Struct opendal::services::S3

source ·

pub struct S3 { /* private fields */ }

Expand description

Aws S3 and compatible services (including minio, digitalocean space and so on) support

Capabilities

This service can be used to:

read
write
list
scan
presign
blocking

Configuration

root: Set the work dir for backend.
bucket: Set the container name for backend.
endpoint: Set the endpoint for backend.
region: Set the region for backend.
access_key_id: Set the access_key_id for backend.
secret_access_key: Set the secret_access_key for backend.
security_token: Set the security_token for backend.
server_side_encryption: Set the server_side_encryption for backend.
server_side_encryption_aws_kms_key_id: Set the server_side_encryption_aws_kms_key_id for backend.
server_side_encryption_customer_algorithm: Set the server_side_encryption_customer_algorithm for backend.
server_side_encryption_customer_key: Set the server_side_encryption_customer_key for backend.
server_side_encryption_customer_key_md5: Set the server_side_encryption_customer_key_md5 for backend.
disable_config_load: Disable aws config load from env
enable_virtual_host_style: Enable virtual host style.

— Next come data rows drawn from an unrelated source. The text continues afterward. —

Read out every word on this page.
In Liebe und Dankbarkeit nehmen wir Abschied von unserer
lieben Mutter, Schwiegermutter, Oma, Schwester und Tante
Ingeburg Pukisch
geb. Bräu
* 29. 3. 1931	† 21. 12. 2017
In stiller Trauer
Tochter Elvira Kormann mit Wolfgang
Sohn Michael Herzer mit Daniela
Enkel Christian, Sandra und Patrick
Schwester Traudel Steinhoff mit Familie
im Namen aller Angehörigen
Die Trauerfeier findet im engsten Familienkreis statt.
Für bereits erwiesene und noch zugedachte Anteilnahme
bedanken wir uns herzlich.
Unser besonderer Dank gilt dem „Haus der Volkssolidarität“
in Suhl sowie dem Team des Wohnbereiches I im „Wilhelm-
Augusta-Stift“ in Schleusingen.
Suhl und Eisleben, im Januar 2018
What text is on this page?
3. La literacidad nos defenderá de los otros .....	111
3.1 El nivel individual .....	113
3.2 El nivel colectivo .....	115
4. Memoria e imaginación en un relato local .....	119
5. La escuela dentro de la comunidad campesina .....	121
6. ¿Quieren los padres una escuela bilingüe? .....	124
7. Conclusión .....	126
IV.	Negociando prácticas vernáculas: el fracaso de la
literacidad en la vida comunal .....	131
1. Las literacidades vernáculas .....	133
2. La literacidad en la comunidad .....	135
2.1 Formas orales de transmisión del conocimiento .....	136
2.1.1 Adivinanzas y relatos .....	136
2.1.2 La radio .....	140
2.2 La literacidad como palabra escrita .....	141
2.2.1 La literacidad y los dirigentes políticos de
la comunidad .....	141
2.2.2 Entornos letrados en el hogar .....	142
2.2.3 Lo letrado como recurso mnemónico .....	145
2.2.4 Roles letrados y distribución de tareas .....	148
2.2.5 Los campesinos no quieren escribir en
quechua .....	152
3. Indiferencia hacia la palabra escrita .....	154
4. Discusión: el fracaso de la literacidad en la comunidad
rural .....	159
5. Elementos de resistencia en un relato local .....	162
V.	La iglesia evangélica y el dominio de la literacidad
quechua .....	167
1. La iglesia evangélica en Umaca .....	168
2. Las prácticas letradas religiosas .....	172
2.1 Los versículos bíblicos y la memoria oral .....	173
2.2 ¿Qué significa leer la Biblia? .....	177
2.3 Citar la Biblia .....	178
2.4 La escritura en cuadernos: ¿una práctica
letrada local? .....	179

Refer to S3Builder’s public API docs for more information.

Temporary security credentials

OpenDAL now provides support for S3 temporary security credentials in IAM.

The way to take advantage of this feature is to build your S3 backend with Builder::security_token.

But OpenDAL will not refresh the temporary security credentials, please keep in mind to refresh those credentials in time.

Server Side Encryption

OpenDAL provides full support of S3 Server Side Encryption(SSE) features.

The easiest way to configure them is to use helper functions like

SSE-KMS: server_side_encryption_with_aws_managed_kms_key
SSE-KMS: server_side_encryption_with_customer_managed_kms_key
SSE-S3: server_side_encryption_with_s3_key
SSE-C: server_side_encryption_with_customer_key

If those functions don’t fulfill need, low-level options are also provided:

Use service managed kms key
- server_side_encryption="aws:kms"
Use customer provided kms key
- server_side_encryption="aws:kms"
- server_side_encryption_aws_kms_key_id="your-kms-key"
Use S3 managed key
- server_side_encryption="AES256"
Use customer key
- server_side_encryption_customer_algorithm="AES256"
- server_side_encryption_customer_key="base64-of-your-aes256-key"
- server_side_encryption_customer_key_md5="base64-of-your-aes256-key-md5"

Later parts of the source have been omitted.